Les menus servis lors de l’événement comprenaient également des aliments à risque élevé et facilement endommageables, à savoir des bakmi jawa et des pangsit tahu avec du bouillon. En outre, il a été découvert qu’il y avait une utilisation présumée d’aliments dont la qualité avait decroiée.

« Il y a une présomption d’utilisation de denrées alimentaires qui ont subi une baisse de qualité, en particulier le tofu reçu dans un état acide », a déclaré Ani.

L'enquête a également révélé que le processus de traitement des nouilles mouillées ne passait pas par l'étape de la cuisson. Il est supposé que cela empêche le nombre de micro-organismes dans les aliments de diminuer de manière optimale.

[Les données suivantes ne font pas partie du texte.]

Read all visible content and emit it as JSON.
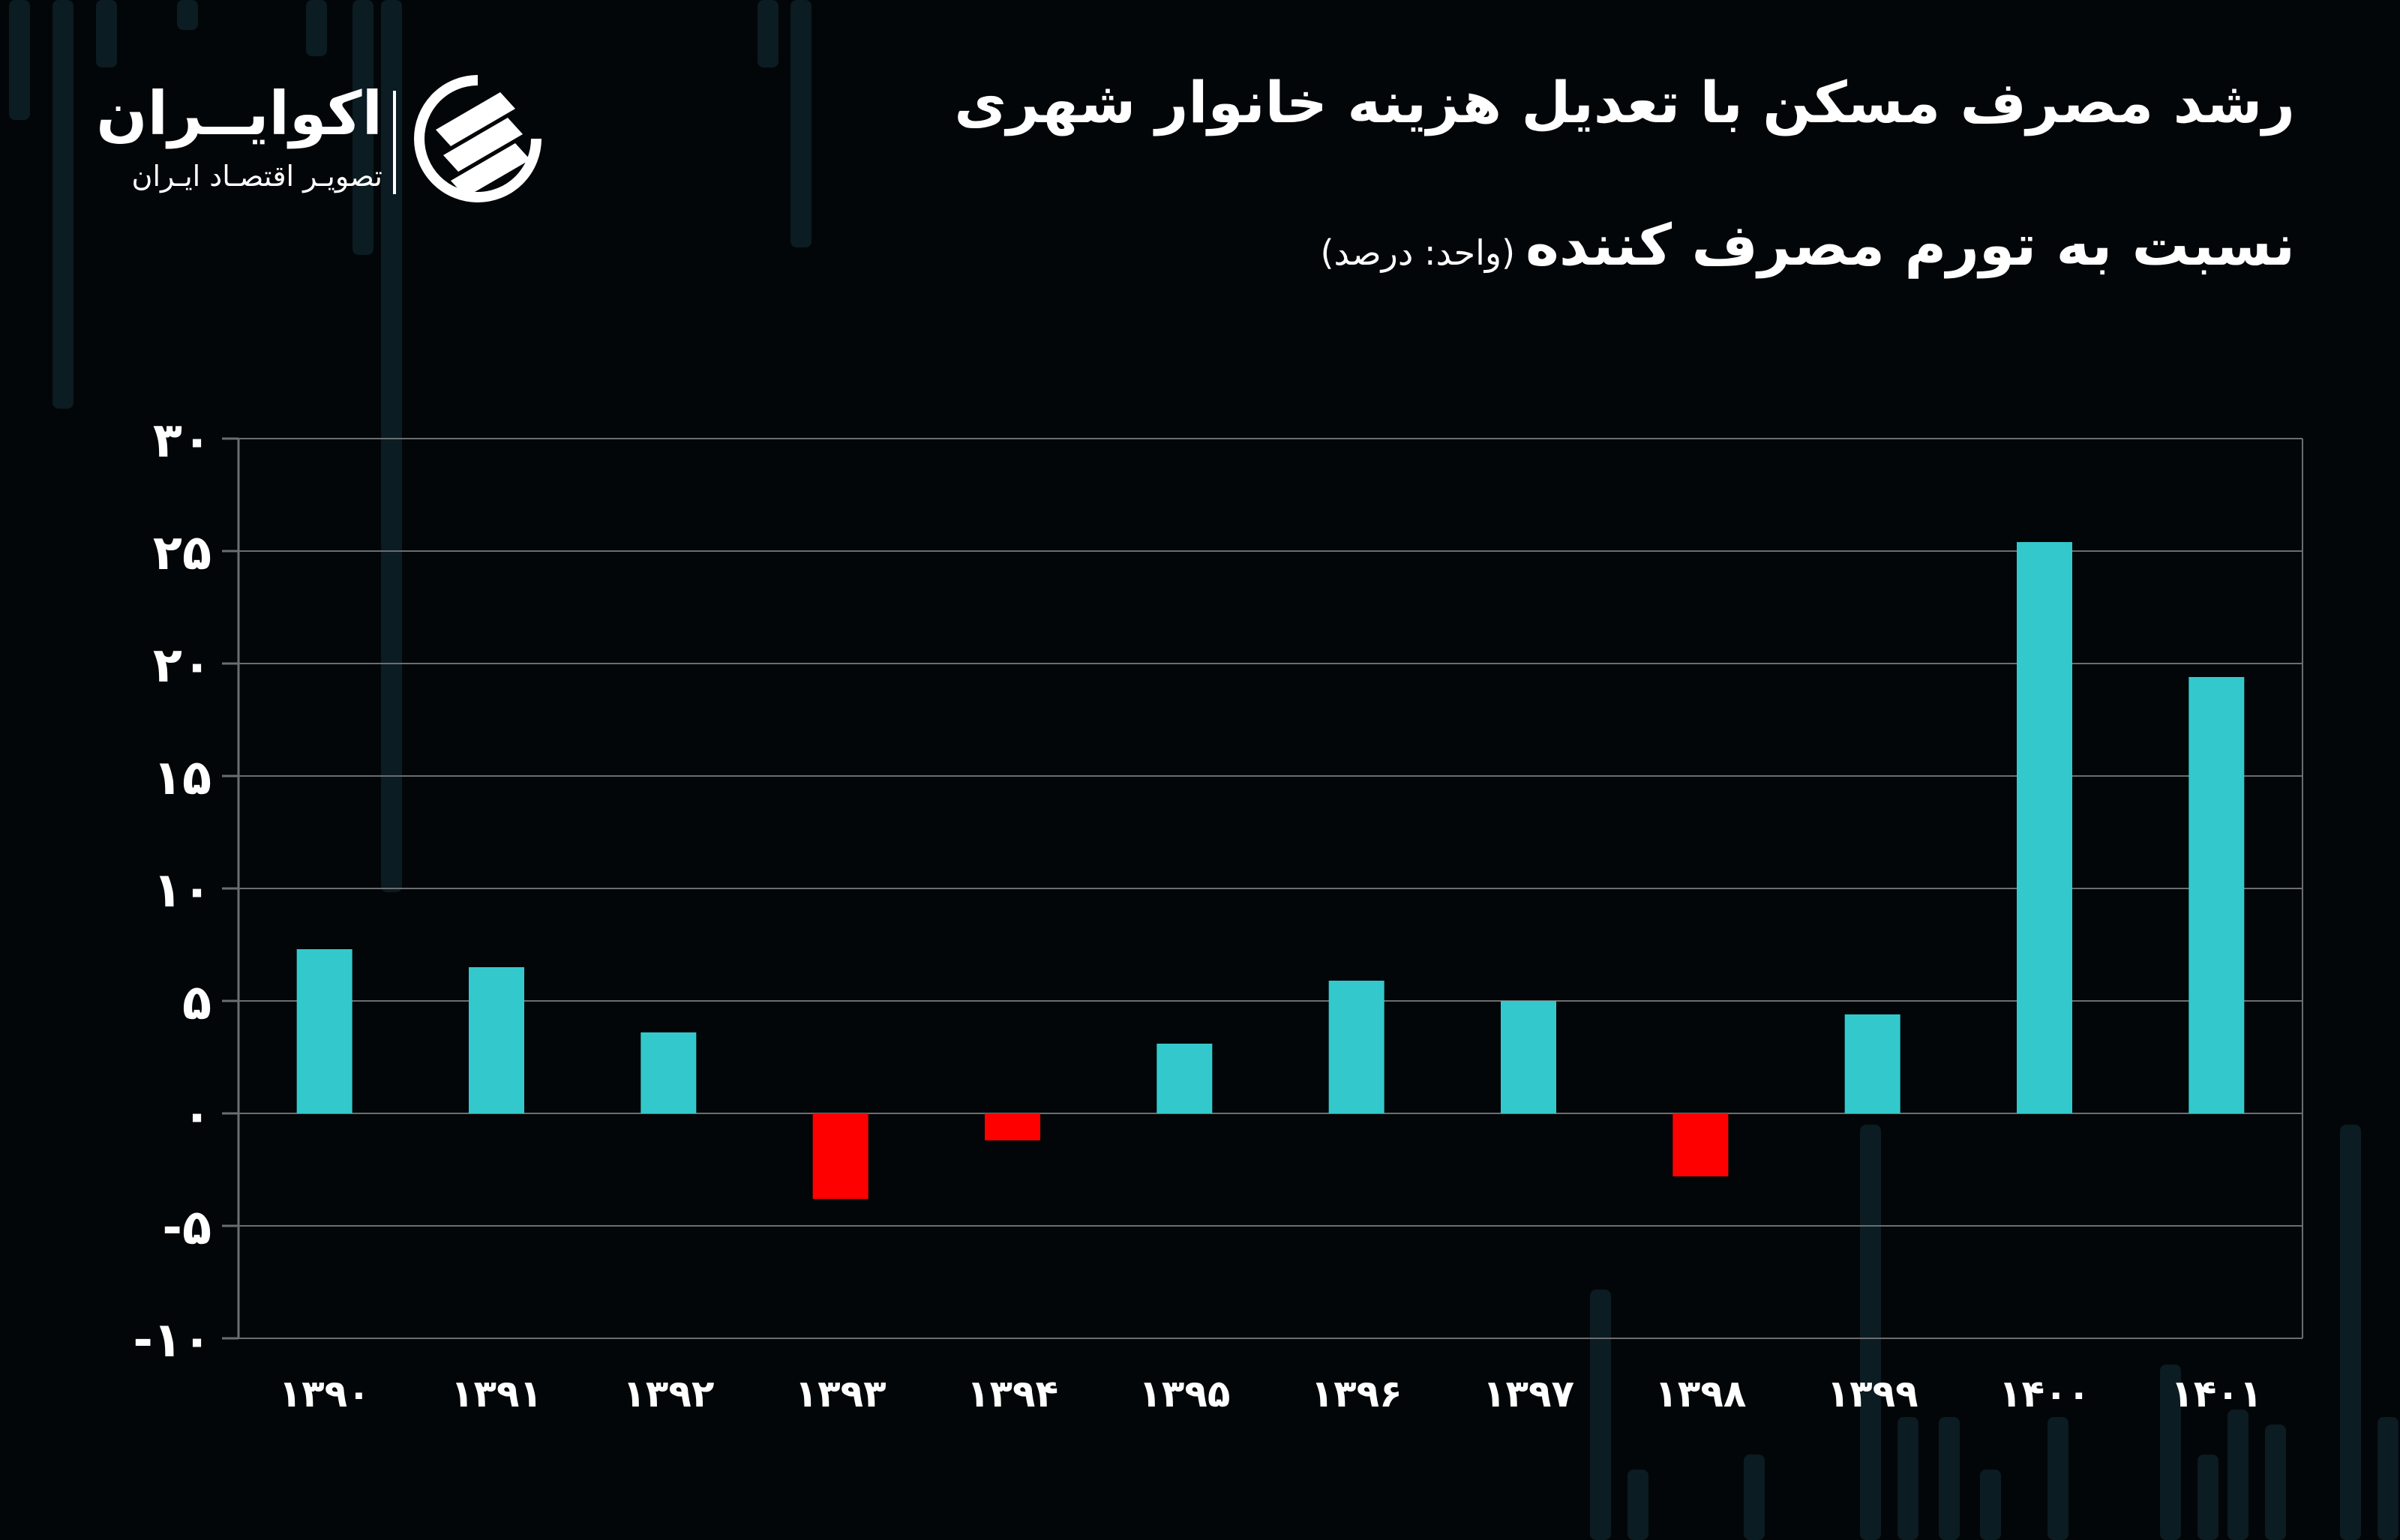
{
  "title_line1": "رشد مصرف مسکن با تعدیل هزینه خانوار شهری",
  "title_line2": "نسبت به تورم مصرف کننده",
  "unit_label": "(واحد: درصد)",
  "logo": {
    "name": "اکوایــران",
    "tagline": "تصویـر اقتصـاد ایـران",
    "mark_icon": "ecoiran-logo-icon"
  },
  "colors": {
    "background": "#030608",
    "positive_bar": "#33c9cc",
    "negative_bar": "#ff0000",
    "text": "#ffffff",
    "grid": "#6b6e70"
  },
  "chart_data": {
    "type": "bar",
    "categories": [
      "۱۳۹۰",
      "۱۳۹۱",
      "۱۳۹۲",
      "۱۳۹۳",
      "۱۳۹۴",
      "۱۳۹۵",
      "۱۳۹۶",
      "۱۳۹۷",
      "۱۳۹۸",
      "۱۳۹۹",
      "۱۴۰۰",
      "۱۴۰۱"
    ],
    "values": [
      7.3,
      6.5,
      3.6,
      -3.8,
      -1.2,
      3.1,
      5.9,
      5.0,
      -2.8,
      4.4,
      25.4,
      19.4
    ],
    "ylim": [
      -10,
      30
    ],
    "yticks": [
      30,
      25,
      20,
      15,
      10,
      5,
      0,
      -5,
      -10
    ],
    "ytick_labels": [
      "۳۰",
      "۲۵",
      "۲۰",
      "۱۵",
      "۱۰",
      "۵",
      "۰",
      "-۵",
      "-۱۰"
    ],
    "grid": true,
    "legend": "none",
    "title": "",
    "xlabel": "",
    "ylabel": ""
  }
}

« Le processus de traitement des nouilles mouillées ne passe pas par l’étape de la cuisson (boiling), ce qui laisse à penser qu’il n’atteint pas la température optimale pour réduire le nombre de micro-organismes », a expliqué Ani.

Non seulement cela, mais le Dinkes a également noté des allégations de recontamination des aliments cuits et des conditions d'assainissement jugées non optimales pendant le processus de traitement des aliments.

Lundi 11 mai, des dizaines d’étudiants suivaient toujours un traitement hospitalier après avoir été soupcé de s’être envenimés après avoir consommé du MBG du Service de nutrition de Pulogebang, est délivré le vendredi 8 mai.

D'autre part, Ani a revélé que SPPG Pulogebang est toujours dans le processus de gestion du certificat de láique hygíne sanitaire (SLHS) lorsque l'incident d’intoxication a été suspect. Selon lui, la cuisine de MBG a commencé à opérer à la fin de mars et n’a pas encore obtenu de certificat car elle est toujours en cours de formation et d’inspection.

« Le SPPG Pulogebang, si je me trompe, commence à fonctionner le 30 mars, c’est comme ça. Donc, il est en train de s’occuper (SLHS) », a déclaré Ani.

« Nous avons fait une visite, nous avons planifié de former les mangeurs de nourriture le 13 mai. Donc, il est toujours en cours et le SLHS n’est pas sorti actuellement », a-t-il ajouté.